Manoel foi anunciado no dia 09 de janeiro de 1850. Ele teria fugido no dia 31 de

dezembro de 1849, rumando para Tejucpapo, tinha alguns parentes na freguesia e já havia

sido preso uma vez na mesma localidade, era um reincidente. O senhor de Manoel avisava

aos seus leitores que ele estava se “pintando de branco”, possivelmente fazendo referência

a seus modos, calculando bem suas atitudes para fazer valer a sua fuga.13 No dia 18 de

janeiro do mesmo ano (1850), encontramos mais um anúncio sobre Manoel. Neste o seu

senhor informa que ele é um “pardo claro, de 55 anos, de boa altura, grosso, espadaúdo,

cabeça calva e pintado de branco, etc.”. Manoel, “pardo claro” e ainda por cima “pintado

de branco” empreendeu fuga, numa data comemorativa, a virada do ano novo, tendo sido

escravo de José da Rocha de Carvalho, morador em Tejucupapo, tinha parentes e amigos

por lá, e costumava segundo o anunciante fugir para este local, encaixando-se suas fugas

como exemplos de Petit marronage.14 Nosso fugitivo desaparece dos anúncios

posteriormente, talvez seu senhor o tenha reavido, talvez o tenha vendido, o certo é que

Manoel se aproveitava de sua condição de “pardo claro”, com parentes na região onde

costumava fugir, e “pintado de branco” dava certo trabalho a seu dono.
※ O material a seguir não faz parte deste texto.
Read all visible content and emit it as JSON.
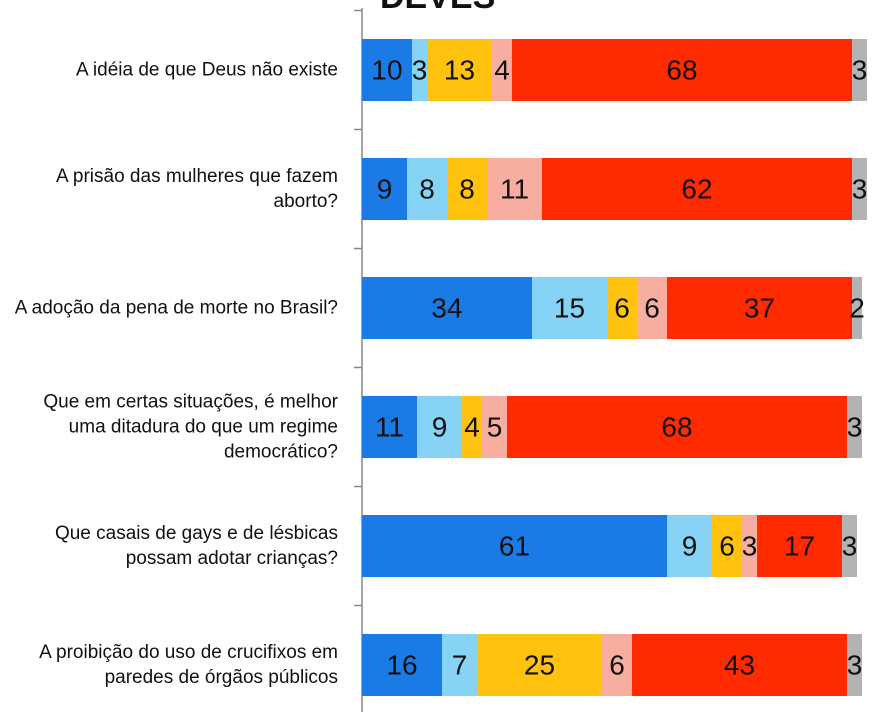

Tiremoteo fugiu no dia 16 de outubro de 1849, e estava sendo anunciado no dia

02 de janeiro de 1850, já estava fora do poder de seu senhor há cerca de três meses. Era

Oficial de carpinteiro, um homem “bem parecido de rosto, levando boa calça de brim

13 UFCD. DP. 09 de Janeiro de 1850 14 UFDC. DP. 18 de janeiro de 1850.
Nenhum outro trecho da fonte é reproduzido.